Das Gebäude an der Bahnhofstraße wurde am 29. August 1866 eingeweiht. Bei der Einweihungsfeier waren auch Vertreter der schaumburg-lippischen Regierung zugegen.[1]

1911 wurde die Gemeinde eine Körperschaft des öffentlichen Rechts. Ein Gemeindeaustritt bedeutete von nun an auch einen Religionsaustritt.

Zeit des Nationalsozialismus und Novemberpogrom

Seit Ende der 1920er Jahre war das Gemeindeleben fast zum Erliegen gekommen.[2] Endgültiger Schlusspunkt des jüdischen Kultus in Bückeburg war dann die Pogromnacht am 9. November 1938, in der ein Brandanschlag auf das Gebäude verübt worden ist. Der Brand wurde von der bereitstehenden Bückeburger Feuerwehr schnell gelöscht und der Anschlag wie im gesamten Reichsgebiet als "spontane Kundgebungen gegen das Judentum" von der heimischen Presse heruntergespielt. Die Pogrome sollten ja bekanntlich nicht als konzertierte Aktion der Nationalsozialisten erkennbar werden. Ab 1939 wurde das Gebäude als "Judenquartier" zweckentfremdet. Es diente neben anderen ehemals in jüdischem Besitz stehenden Wohnhäusern als erste Zwischenstation der enteigneten Juden auf dem Weg der Deportation in die Konzentrationslager.

Die organisationale Entmachtung der Gemeinde begann jedoch schon früher: Am 26. März 1933 verlor sie den Status einer Körperschaft des öffentlichen Rechts und wurde am 27. Mai 1941 in die "Reichsvereinigung der Juden in Deutschland" eingegliedert.

Umnutzung des Gebäudes

Die Pläne der Toilettenanlage der geplanten Heeresmusikschule. Sie wurden nie umgesetzt.

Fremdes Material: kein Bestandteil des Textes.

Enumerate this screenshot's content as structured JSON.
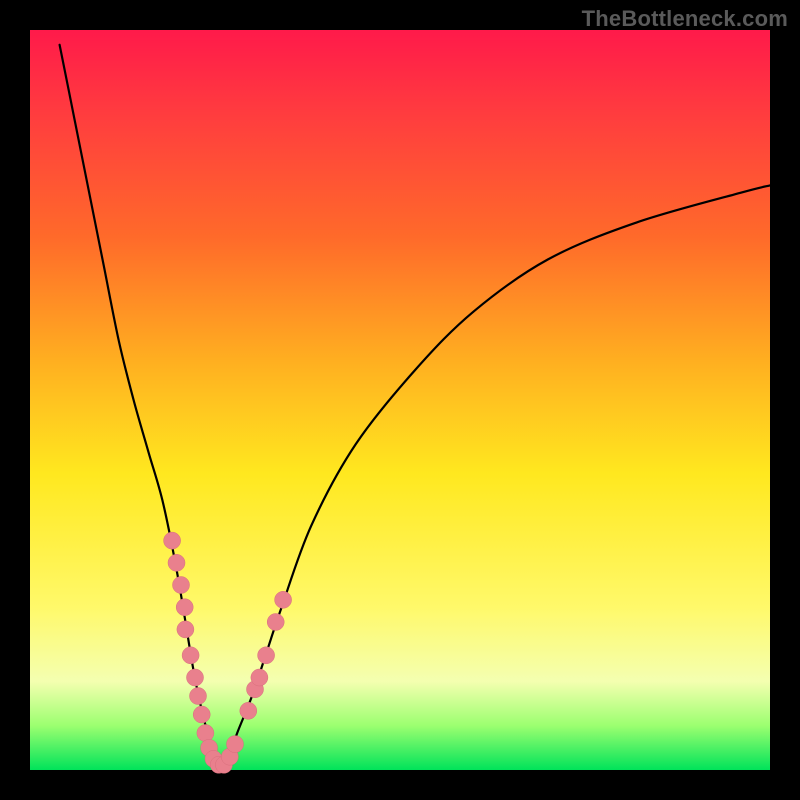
{
  "watermark": "TheBottleneck.com",
  "chart_data": {
    "type": "line",
    "title": "",
    "xlabel": "",
    "ylabel": "",
    "xlim": [
      0,
      100
    ],
    "ylim": [
      0,
      100
    ],
    "grid": false,
    "legend": false,
    "colors": {
      "background_gradient_top": "#ff1a4a",
      "background_gradient_bottom": "#00e35a",
      "curve": "#000000",
      "marker_fill": "#e9808d",
      "marker_stroke": "#d86f7c"
    },
    "series": [
      {
        "name": "bottleneck-curve",
        "x": [
          4,
          6,
          8,
          10,
          12,
          14,
          16,
          18,
          20,
          22,
          23,
          24,
          25,
          26,
          27,
          28,
          30,
          32,
          34,
          38,
          44,
          52,
          60,
          70,
          82,
          96,
          100
        ],
        "y": [
          98,
          88,
          78,
          68,
          58,
          50,
          43,
          36,
          26,
          14,
          9,
          5,
          2,
          0.5,
          2,
          5,
          10,
          16,
          22,
          33,
          44,
          54,
          62,
          69,
          74,
          78,
          79
        ]
      },
      {
        "name": "markers",
        "type": "scatter",
        "points": [
          {
            "x": 19.2,
            "y": 31
          },
          {
            "x": 19.8,
            "y": 28
          },
          {
            "x": 20.4,
            "y": 25
          },
          {
            "x": 20.9,
            "y": 22
          },
          {
            "x": 21.0,
            "y": 19
          },
          {
            "x": 21.7,
            "y": 15.5
          },
          {
            "x": 22.3,
            "y": 12.5
          },
          {
            "x": 22.7,
            "y": 10
          },
          {
            "x": 23.2,
            "y": 7.5
          },
          {
            "x": 23.7,
            "y": 5
          },
          {
            "x": 24.2,
            "y": 3
          },
          {
            "x": 24.8,
            "y": 1.5
          },
          {
            "x": 25.5,
            "y": 0.7
          },
          {
            "x": 26.2,
            "y": 0.7
          },
          {
            "x": 27.0,
            "y": 1.8
          },
          {
            "x": 27.7,
            "y": 3.5
          },
          {
            "x": 29.5,
            "y": 8
          },
          {
            "x": 30.4,
            "y": 10.9
          },
          {
            "x": 31.0,
            "y": 12.5
          },
          {
            "x": 31.9,
            "y": 15.5
          },
          {
            "x": 33.2,
            "y": 20
          },
          {
            "x": 34.2,
            "y": 23
          }
        ]
      }
    ]
  }
}
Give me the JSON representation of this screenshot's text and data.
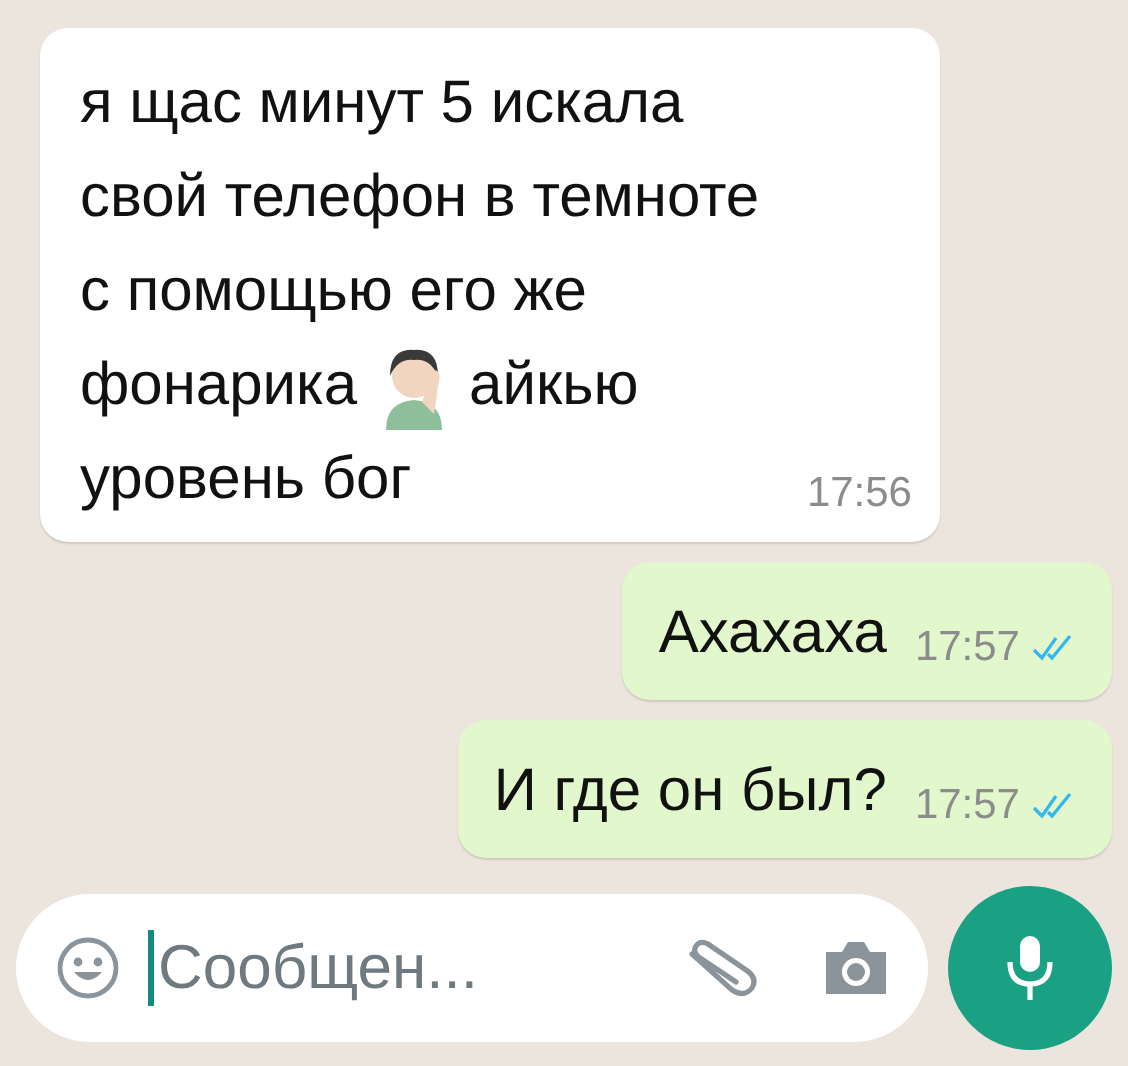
{
  "messages": [
    {
      "outgoing": false,
      "lines": [
        {
          "text": "я щас минут 5 искала"
        },
        {
          "text": "свой телефон в темноте"
        },
        {
          "text": "с помощью его же"
        },
        {
          "text": "фонарика",
          "emoji": true,
          "text_after": "айкью"
        },
        {
          "text": "уровень бог"
        }
      ],
      "time": "17:56"
    },
    {
      "outgoing": true,
      "lines": [
        {
          "text": "Ахахаха"
        }
      ],
      "time": "17:57",
      "read": true
    },
    {
      "outgoing": true,
      "lines": [
        {
          "text": "И где он был?"
        }
      ],
      "time": "17:57",
      "read": true
    }
  ],
  "composer": {
    "placeholder": "Сообщен..."
  }
}
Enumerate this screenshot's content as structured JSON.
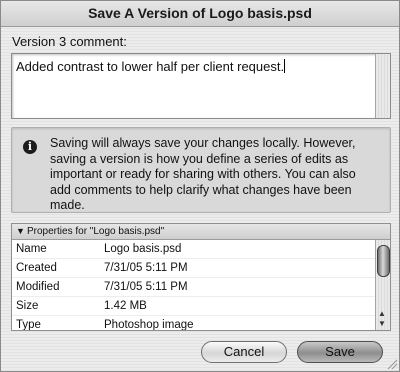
{
  "window": {
    "title": "Save A Version of Logo basis.psd"
  },
  "comment": {
    "label": "Version 3 comment:",
    "value": "Added contrast to lower half per client request."
  },
  "info": {
    "icon": "info-icon",
    "text": "Saving will always save your changes locally.  However, saving a version is how you define a series of edits as important or ready for sharing with others.  You can also add comments to help clarify what changes have been made."
  },
  "properties": {
    "header": "Properties for \"Logo basis.psd\"",
    "rows": [
      {
        "key": "Name",
        "value": "Logo basis.psd"
      },
      {
        "key": "Created",
        "value": "7/31/05 5:11 PM"
      },
      {
        "key": "Modified",
        "value": "7/31/05 5:11 PM"
      },
      {
        "key": "Size",
        "value": "1.42 MB"
      },
      {
        "key": "Type",
        "value": "Photoshop image"
      }
    ]
  },
  "buttons": {
    "cancel": "Cancel",
    "save": "Save"
  }
}
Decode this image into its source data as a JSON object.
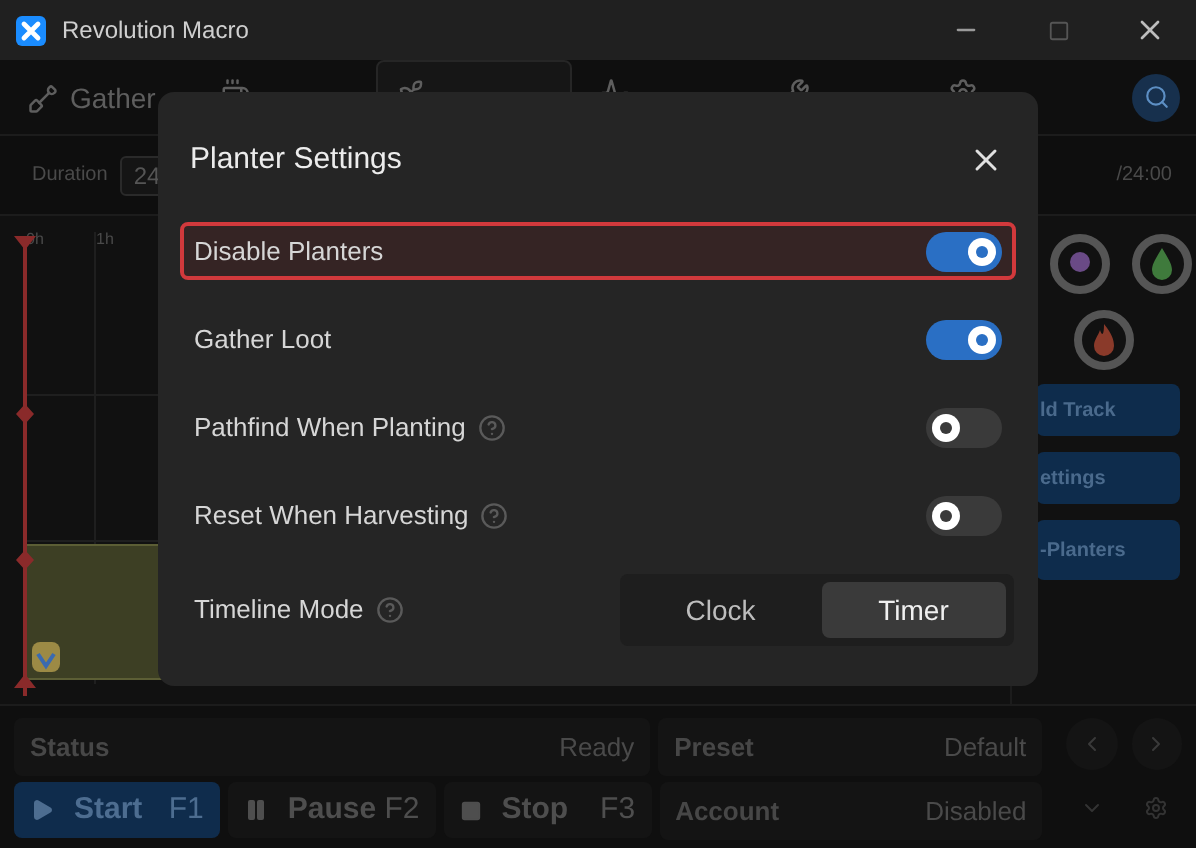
{
  "window": {
    "title": "Revolution Macro"
  },
  "tabs": [
    {
      "label": "Gather",
      "selected": false
    },
    {
      "selected": false
    },
    {
      "selected": true
    },
    {
      "selected": false
    },
    {
      "selected": false
    },
    {
      "selected": false
    }
  ],
  "duration": {
    "label": "Duration",
    "value": "24"
  },
  "time_readout": "/24:00",
  "timeline": {
    "ticks": [
      "0h",
      "1h"
    ]
  },
  "side_buttons": [
    "ld Track",
    "ettings",
    "-Planters"
  ],
  "dialog": {
    "title": "Planter Settings",
    "settings": [
      {
        "label": "Disable Planters",
        "on": true,
        "highlighted": true,
        "help": false
      },
      {
        "label": "Gather Loot",
        "on": true,
        "highlighted": false,
        "help": false
      },
      {
        "label": "Pathfind When Planting",
        "on": false,
        "highlighted": false,
        "help": true
      },
      {
        "label": "Reset When Harvesting",
        "on": false,
        "highlighted": false,
        "help": true
      }
    ],
    "timeline_mode": {
      "label": "Timeline Mode",
      "help": true,
      "options": [
        {
          "label": "Clock",
          "selected": false
        },
        {
          "label": "Timer",
          "selected": true
        }
      ]
    }
  },
  "status": {
    "label": "Status",
    "value": "Ready"
  },
  "preset": {
    "label": "Preset",
    "value": "Default"
  },
  "account": {
    "label": "Account",
    "value": "Disabled"
  },
  "controls": [
    {
      "label": "Start",
      "key": "F1",
      "kind": "start"
    },
    {
      "label": "Pause",
      "key": "F2",
      "kind": "pause"
    },
    {
      "label": "Stop",
      "key": "F3",
      "kind": "stop"
    }
  ]
}
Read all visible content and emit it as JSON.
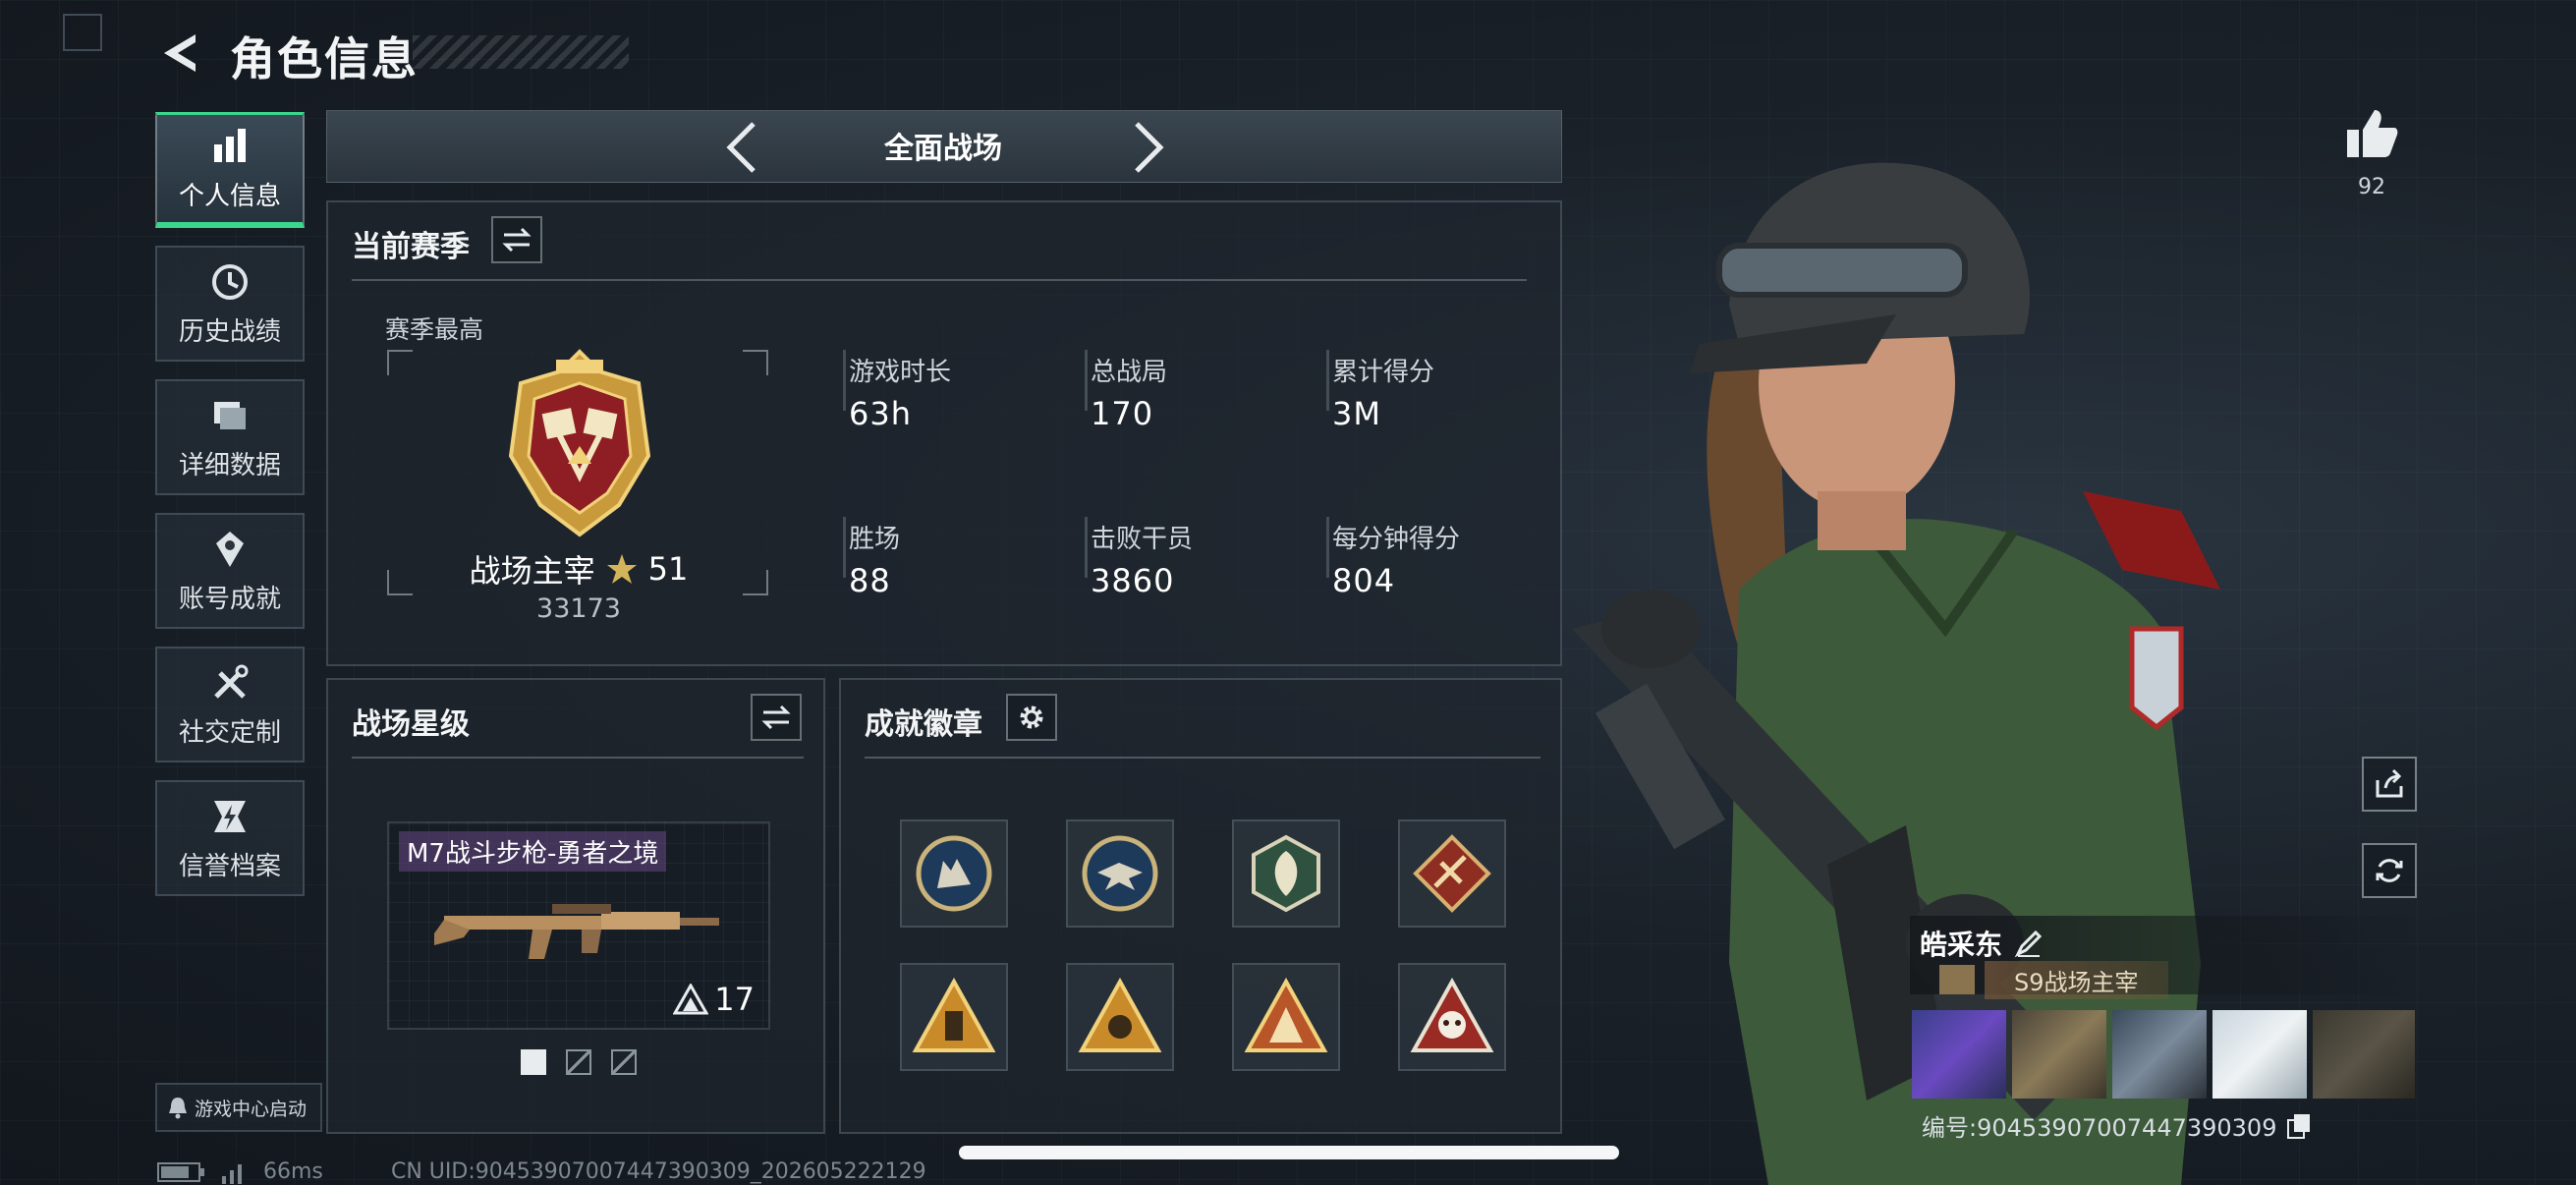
{
  "header": {
    "title": "角色信息"
  },
  "nav": {
    "items": [
      {
        "label": "个人信息",
        "icon": "bar-chart-icon",
        "active": true
      },
      {
        "label": "历史战绩",
        "icon": "history-icon",
        "active": false
      },
      {
        "label": "详细数据",
        "icon": "folder-icon",
        "active": false
      },
      {
        "label": "账号成就",
        "icon": "achievement-icon",
        "active": false
      },
      {
        "label": "社交定制",
        "icon": "tools-icon",
        "active": false
      },
      {
        "label": "信誉档案",
        "icon": "credit-icon",
        "active": false
      }
    ],
    "game_center_label": "游戏中心启动"
  },
  "mode": {
    "title": "全面战场"
  },
  "season": {
    "title": "当前赛季",
    "best_label": "赛季最高",
    "rank_name": "战场主宰",
    "rank_stars": "51",
    "rank_score": "33173",
    "stats": [
      {
        "label": "游戏时长",
        "value": "63h"
      },
      {
        "label": "总战局",
        "value": "170"
      },
      {
        "label": "累计得分",
        "value": "3M"
      },
      {
        "label": "胜场",
        "value": "88"
      },
      {
        "label": "击败干员",
        "value": "3860"
      },
      {
        "label": "每分钟得分",
        "value": "804"
      }
    ]
  },
  "star_level": {
    "title": "战场星级",
    "weapon_name": "M7战斗步枪-勇者之境",
    "weapon_level": "17",
    "page_count": 3,
    "current_page": 1
  },
  "badges": {
    "title": "成就徽章",
    "items": [
      {
        "icon": "wolf-badge-icon",
        "shape": "circle",
        "color": "#c9b37a"
      },
      {
        "icon": "eagle-badge-icon",
        "shape": "circle",
        "color": "#c9b37a"
      },
      {
        "icon": "leaf-badge-icon",
        "shape": "hexagon",
        "color": "#d8d2b8"
      },
      {
        "icon": "weapon-badge-icon",
        "shape": "diamond",
        "color": "#b44a38"
      },
      {
        "icon": "tower-badge-icon",
        "shape": "triangle",
        "color": "#d59a3a"
      },
      {
        "icon": "crest-badge-icon",
        "shape": "triangle",
        "color": "#d59a3a"
      },
      {
        "icon": "fort-badge-icon",
        "shape": "triangle",
        "color": "#c85a3a"
      },
      {
        "icon": "skull-badge-icon",
        "shape": "triangle",
        "color": "#a83a30"
      }
    ]
  },
  "profile": {
    "likes": "92",
    "player_name": "皓采东",
    "title_badge": "S9战场主宰",
    "player_id_text": "编号:90453907007447390309"
  },
  "status": {
    "ping": "66ms",
    "uid_text": "CN UID:90453907007447390309_202605222129"
  },
  "colors": {
    "accent": "#3ad68c",
    "background": "#1a2129",
    "gold": "#d4a84a",
    "rank_red": "#8e1e24"
  }
}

Noch während der Deportation der Bückeburger Juden plante der seit 1935 amtierende nationalsozialistische Bürgermeister Albert Friehe die Umnutzung des Gebäudes als Heeresmusikschule. Die Pläne einer geplanten Toilettenanlage, die hinter den Gebäude errichtet werden sollte, sind erhalten, wurden jedoch nie umgesetzt. Die bürokratischen Hürden des NS-Staates verhinderten die Umnutzung: Nach Eingliederung der Kultusgemeinde in den Reichsverband der Juden in Deutschland war das Synagogengebäude in dessen Besitz. Bis das Gebäude geschätzt, ein Kaufpreis festgesetzt und die erforderlichen Genehmigungen zur Enteignung und Übertragung auf die Stadt Bückeburg eingeholt worden waren, befand sich die Reichsvereinigung in ersten Quartal 1943 kurz vor ihrer Auflösung. Der genaue Sachverhalt, warum die Übertragung auf die Stadt nicht zustande kam, ist den Quellen nicht zu entnehmen. Jedoch ist im Grundbuch 1950 notiert, dass dem Grundbuchamt zum Übergang des Gebäudes auf die Stadt "kein Vorgang zugegangen" sei.[3]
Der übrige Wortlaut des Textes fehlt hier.